En verdad no fue para tanto, una simple discusión sobre un
tema de los niños, sin más importancia que la que le queramos dar pero mira por
donde sus palabras ayer me pillaron floja.
Floja como cuando quieres esfumarte, como cuando quieres que
el mundo te deje un ratito en paz y como cuando lo único que necesitas es un
abrazo y mimitos a porrillo.
Y es que va a ser que mi marido no es de los de mimitos, ni
de disculpas, ni de los de bajar del burro y yo otra que tal. Que de mimitos
soy mucho pero cuando me sale la vena independiente os prometo que las
carantoñas se las puede meter el mismísimo Brad Pitt por donde le quepan y si
estoy enfadada soy fácil de darme la vuelta, con una horchata, un donut, un
piropo salado o un achuchón me tienes desarmada pero cuando estoy decepcionada
la cosa cambia. Soy más de las que pasada la discusión inicial ni hablan del
tema. Me quedo sumida en mis pensamientos y lo único que quiero es sufrir una amnesia
repentina e irreversible y precisamente si intentan revertir mi humor soy
difícil.
Es tanto mi drama interno que yo que soy de las que nunca se
van a dormir estando enfadada con alguien, en situaciones como esta, me acuesto
a sabiendas de no haber hecho las paces y ni incluso envolviéndome entre mis
dos peques, que me atiborran de besos, caricias y piropos tipo la mama lo sabe
hacer todo, qué pelo más suave y mama “et vull molt”, consigo levantar mi ánimo
y hasta mis sueños se alborotan más de lo habitual.

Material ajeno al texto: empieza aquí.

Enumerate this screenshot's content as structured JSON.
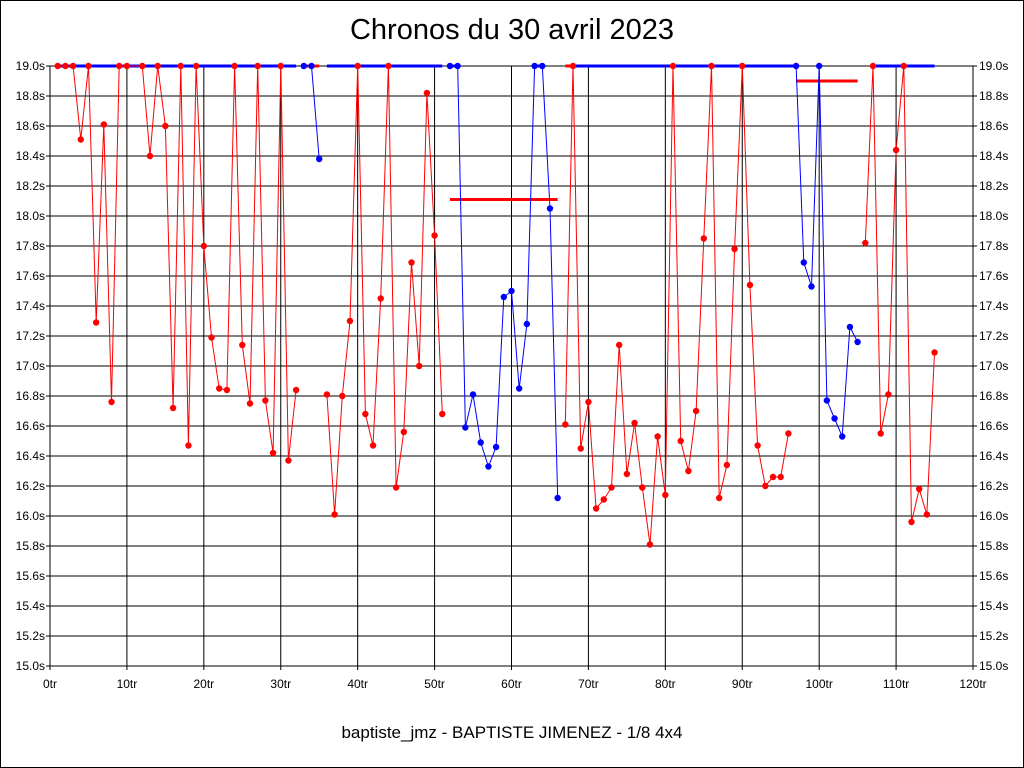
{
  "chart_data": {
    "type": "line",
    "title": "Chronos du 30 avril 2023",
    "subtitle": "baptiste_jmz - BAPTISTE JIMENEZ - 1/8 4x4",
    "xlabel": "",
    "ylabel": "",
    "xlim": [
      0,
      120
    ],
    "ylim": [
      15.0,
      19.0
    ],
    "grid": true,
    "x_ticks": [
      0,
      10,
      20,
      30,
      40,
      50,
      60,
      70,
      80,
      90,
      100,
      110,
      120
    ],
    "x_tick_labels": [
      "0tr",
      "10tr",
      "20tr",
      "30tr",
      "40tr",
      "50tr",
      "60tr",
      "70tr",
      "80tr",
      "90tr",
      "100tr",
      "110tr",
      "120tr"
    ],
    "y_ticks": [
      15.0,
      15.2,
      15.4,
      15.6,
      15.8,
      16.0,
      16.2,
      16.4,
      16.6,
      16.8,
      17.0,
      17.2,
      17.4,
      17.6,
      17.8,
      18.0,
      18.2,
      18.4,
      18.6,
      18.8,
      19.0
    ],
    "y_tick_labels": [
      "15.0s",
      "15.2s",
      "15.4s",
      "15.6s",
      "15.8s",
      "16.0s",
      "16.2s",
      "16.4s",
      "16.6s",
      "16.8s",
      "17.0s",
      "17.2s",
      "17.4s",
      "17.6s",
      "17.8s",
      "18.0s",
      "18.2s",
      "18.4s",
      "18.6s",
      "18.8s",
      "19.0s"
    ],
    "colors": {
      "red": "#ff0000",
      "blue": "#0000ff"
    },
    "series": [
      {
        "color": "red",
        "segments": [
          [
            [
              1,
              19.0
            ],
            [
              2,
              19.0
            ],
            [
              3,
              19.0
            ],
            [
              4,
              18.51
            ],
            [
              5,
              19.0
            ],
            [
              6,
              17.29
            ],
            [
              7,
              18.61
            ],
            [
              8,
              16.76
            ],
            [
              9,
              19.0
            ],
            [
              10,
              19.0
            ],
            [
              12,
              19.0
            ],
            [
              13,
              18.4
            ],
            [
              14,
              19.0
            ],
            [
              15,
              18.6
            ],
            [
              16,
              16.72
            ],
            [
              17,
              19.0
            ],
            [
              18,
              16.47
            ],
            [
              19,
              19.0
            ],
            [
              20,
              17.8
            ],
            [
              21,
              17.19
            ],
            [
              22,
              16.85
            ],
            [
              23,
              16.84
            ],
            [
              24,
              19.0
            ],
            [
              25,
              17.14
            ],
            [
              26,
              16.75
            ],
            [
              27,
              19.0
            ],
            [
              28,
              16.77
            ],
            [
              29,
              16.42
            ],
            [
              30,
              19.0
            ],
            [
              31,
              16.37
            ],
            [
              32,
              16.84
            ]
          ],
          [
            [
              36,
              16.81
            ],
            [
              37,
              16.01
            ],
            [
              38,
              16.8
            ],
            [
              39,
              17.3
            ],
            [
              40,
              19.0
            ],
            [
              41,
              16.68
            ],
            [
              42,
              16.47
            ],
            [
              43,
              17.45
            ],
            [
              44,
              19.0
            ],
            [
              45,
              16.19
            ],
            [
              46,
              16.56
            ],
            [
              47,
              17.69
            ],
            [
              48,
              17.0
            ],
            [
              49,
              18.82
            ],
            [
              50,
              17.87
            ],
            [
              51,
              16.68
            ]
          ],
          [
            [
              67,
              16.61
            ],
            [
              68,
              19.0
            ],
            [
              69,
              16.45
            ],
            [
              70,
              16.76
            ],
            [
              71,
              16.05
            ],
            [
              72,
              16.11
            ],
            [
              73,
              16.19
            ],
            [
              74,
              17.14
            ],
            [
              75,
              16.28
            ],
            [
              76,
              16.62
            ],
            [
              77,
              16.19
            ],
            [
              78,
              15.81
            ],
            [
              79,
              16.53
            ],
            [
              80,
              16.14
            ],
            [
              81,
              19.0
            ],
            [
              82,
              16.5
            ],
            [
              83,
              16.3
            ],
            [
              84,
              16.7
            ],
            [
              85,
              17.85
            ],
            [
              86,
              19.0
            ],
            [
              87,
              16.12
            ],
            [
              88,
              16.34
            ],
            [
              89,
              17.78
            ],
            [
              90,
              19.0
            ],
            [
              91,
              17.54
            ],
            [
              92,
              16.47
            ],
            [
              93,
              16.2
            ],
            [
              94,
              16.26
            ],
            [
              95,
              16.26
            ],
            [
              96,
              16.55
            ]
          ],
          [
            [
              106,
              17.82
            ],
            [
              107,
              19.0
            ],
            [
              108,
              16.55
            ],
            [
              109,
              16.81
            ],
            [
              110,
              18.44
            ],
            [
              111,
              19.0
            ],
            [
              112,
              15.96
            ],
            [
              113,
              16.18
            ],
            [
              114,
              16.01
            ],
            [
              115,
              17.09
            ]
          ]
        ]
      },
      {
        "color": "blue",
        "segments": [
          [
            [
              33,
              19.0
            ],
            [
              34,
              19.0
            ],
            [
              35,
              18.38
            ]
          ],
          [
            [
              52,
              19.0
            ],
            [
              53,
              19.0
            ],
            [
              54,
              16.59
            ],
            [
              55,
              16.81
            ],
            [
              56,
              16.49
            ],
            [
              57,
              16.33
            ],
            [
              58,
              16.46
            ],
            [
              59,
              17.46
            ],
            [
              60,
              17.5
            ],
            [
              61,
              16.85
            ],
            [
              62,
              17.28
            ],
            [
              63,
              19.0
            ],
            [
              64,
              19.0
            ],
            [
              65,
              18.05
            ],
            [
              66,
              16.12
            ]
          ],
          [
            [
              97,
              19.0
            ],
            [
              98,
              17.69
            ],
            [
              99,
              17.53
            ],
            [
              100,
              19.0
            ],
            [
              101,
              16.77
            ],
            [
              102,
              16.65
            ],
            [
              103,
              16.53
            ],
            [
              104,
              17.26
            ],
            [
              105,
              17.16
            ]
          ]
        ]
      }
    ],
    "top_bands": [
      {
        "color": "blue",
        "x": [
          1,
          32
        ]
      },
      {
        "color": "red",
        "x": [
          33,
          35
        ]
      },
      {
        "color": "blue",
        "x": [
          36,
          51
        ]
      },
      {
        "color": "blue",
        "x": [
          52,
          53
        ]
      },
      {
        "color": "blue",
        "x": [
          63,
          64
        ]
      },
      {
        "color": "red",
        "x": [
          67,
          68
        ]
      },
      {
        "color": "blue",
        "x": [
          68,
          97
        ]
      },
      {
        "color": "blue",
        "x": [
          107,
          115
        ]
      }
    ],
    "reference_lines": [
      {
        "color": "red",
        "x": [
          52,
          66
        ],
        "y": 18.11
      },
      {
        "color": "red",
        "x": [
          97,
          105
        ],
        "y": 18.9
      }
    ]
  }
}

Entonces, tras unas horas de mecerme en mi desgracia, es
cuando pongo en marcha mi plan B: relativizar.
Y pienso en aquella vez en que me llamó mi madre muy
nerviosa diciéndome que me sentara porque había pasado algo muy gordo y yo me
senté muerta de miedo empezando ya a llorar sin haber oído ni siquiera la
noticia, esperándome lo peor del mundo y cuando me contó lo que había pasado
resultó que era gordo pero no peor que lo que yo me había imaginado, con lo que
el resultado fue de alivio.
O cuando aquella vez que estando en la peluquería entró una
señora destrozada a contarle a la peluquera la gran pérdida que había sufrido y
entre lágrimas y sollozos conseguí entender que un tornillo mal puesto había
hecho caer la caldera y había llenado de agua el suelo de la cocina. Ahí
sentí…, sentí que yo era muy mala
persona y sin pizca de empatía por pensar
que aquella mujer era una exagerada de la vida. Pero lo pensé y lo sigo
pensando. Y si os permito pensar que yo, a menudo también soy una exagerada,
porqué lo admito. Lo soy; pero os aviso, soy más macarra que exagerada así que
tampoco os paséis ni un pelo con vuestras apreciaciones sobre mi carácter!
O como cuando Bridget Jones va a la cárcel y les cuenta a
sus compañeras de celda que su novio es el peor del mundo porque no la llama,
ni le manda flores, ni le dice cosas bonitas. Y yo en el cine aplaudiendo y
vitoreando y gritando –“si señora, así se habla. No les pasaremos ni una a
nuestros maridos insensibles!”
Y entonces es cuando la otra reclusa le dice que tiene razón
y que su marido también se porta fatal con ella, cuando la droga, la maltrata y
la obliga a prostituirse….
En este momento es cuando me veis a mi haciéndome pequeñita
en la butaca pensando lo tonta que soy por tener un semi solete en casa y no
darme cuenta!
Está claro, la clave es relativizar. Relativizando, lo peor
se vuelve menos malo y obviamente lo menos malo se gestiona mejor. Y no es que
piense que eso sea lo más adecuado porqué a mi parecer no deja de ser una
mentira piadosa, un mecanismo de defensa para disfrazar las cosas y yo
contrariamente a lo que pueda parecer por mis gustos carnavalescos, no soy de
disfrazar las noticias ni los contratiempos, pero una teoría, la de
relatividad, que hace que se transformen las cosas cuando cambiamos su punto de
referencia, me asombra.
Así que me quedo con ella, con esta teoría fantástica que me
hace más joven si me miro desde los ojos de un anciano, más flaca si me comparo
con un Botticelli y más feliz si consigo mirar mis circunstancias desde otro
punto de vista aprendiendo así como dice
Moix, que las coas no vienen con la importancia incorporada. Somos nosotros los
que les damos mayor o menor importancia a esas cosas.
Esta noche entonces, cuando mi marido vuelva de su viaje en
moto con sus amigos, sin haber hecho las paces por la discusión de ayer, más
tarde de lo esperado, sin el regalo que le he pedido y con una experiencia que
me hará morirme de envidia, tengo claro que debo hacer. Relativizar la
situación y si acaso la próxima vez irme con él!